Saya mengirimkannya dengan gembira, namun setelahnya saya kembali galau.
Galau mikirn antara karir buat masa depan, dan juga keadaan anak-anak.
Iya, setiap kali saya pulang ke Buton, keluarga saya memang selalu miris melihat kehidupan saya, nggak punya masa depan yang jelas di mata mereka.
Mereka nggak salah sih, bagaimana bisa menjelaskan perasaan keluarga saya.
Sedangkan mama adalah seorang pensiunan PNS.
Kakak saya seorang PNS di bidang kesehatan, bersuamikan seorang tentara.
Sementara saya?
Hanyalah seorang ibu rumah tangga yang kadang masih bisa mendapatkan uang yang nggak seberapa dari kegiatan menulis di blog, itupun tak pasti.
Kalau dulu, saya masih bisa menenangkan hati keluarga dengan iming-iming kalau saya bahagia dan beruntung karena punya suami yang super baik.
Namun sekarang?
Tak ada lagi yang bisa saya jadikan tameng, dan mau nggak mau mencoba menerima bantuan keluarga, yang mengusahakan saya untuk bisa bekerja lagi, meskipun di bidang swasta, namun dekat dengan keluarga.
Banyak yang mengingatkan, bahwa saya tuh dikejar usia, bahkan sebenarnya udah sulit bagi saya kembali ke dunia kerja, mengingat selain usia saya yang udah tuw eh senior, pun juga background saya selama ini adalah ibu rumah tangga.
Dan believe me, di dunia super modern ini, bahkan di kota-kota besar yang pemikiran dan gaya hidup orang udah modern aja, amat sangat memandang ibu rumah tangga dengan sebelah mata.
Apalagi di kota kecil yang kadang masih dipengaruhi budaya segelintir masyarakat, di mana hidup yang sukses itu adalah, jadi PNS.
Selain itu, CV pengalaman kerja saya kacau, untuk ukuran perusahaan formal.
Pengalaman kerja saya hanya beberapa tahun saja, itupun nggak ada jabatan tetap dalam waktu yang lama.
Saking saya terlalu serakah dalam bekerja, semua kerjaan orang saya ikut bantu, dan lama-lama jadi kerjaan saya, hahaha.
Sungguh saya bingung mendeskripsikan, bidang apa yang saya kuasai.
Dan tentu saja, itu sebuah hal yang amat sangat kurang, untuk sebuah interview rekrutmen perusahaan.
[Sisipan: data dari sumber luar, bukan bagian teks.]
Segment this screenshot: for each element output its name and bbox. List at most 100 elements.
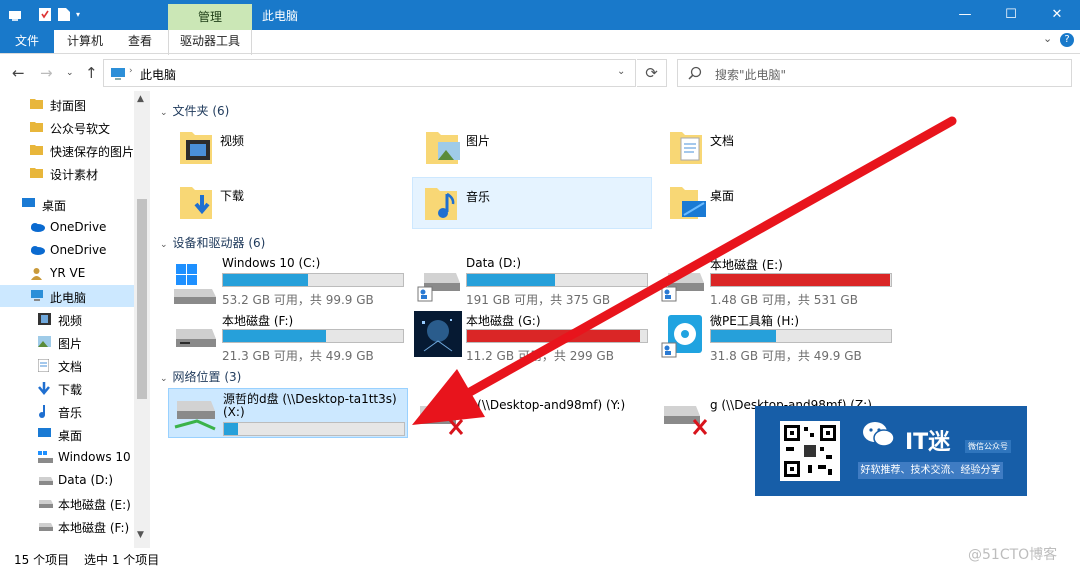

Kalau ingat yang demikian, kadang saya pengen teriak ke nasib saya.
"Kenapa woi saya nggak bisa kayak orang-orang, punya karir yang bagus, pengalaman kerja yang bagus? meskipun mungkin kinerja biasa, tapi pengalaman kerja bertahun-tahun di bidang jabatan yang sama akan membuat mereka terlihat profesional secara curiculum vitae!Sementara saya? baru aja bisa kerja bentar, eh kudu resign lagi, gara-gara bingung mikirin anak.Lalu ketika saya mutusin fokus ngurus anak, kenapa saya harus menerima kenyataan, kalau saya harus berjuang sendiri untuk hari tua saya bahkan untuk masa depan anak-anak?Kenapa hah? kenapa?"
Astagfirullahal adzim.
Sadar woi Rey!
Okeh baiklah, mari kita serius, hahahaha.
Karir Buat Masa Depan
Sejujurnya, meski hidup saya gini-gini aja, belum punya ini itu bahkan di usia segini.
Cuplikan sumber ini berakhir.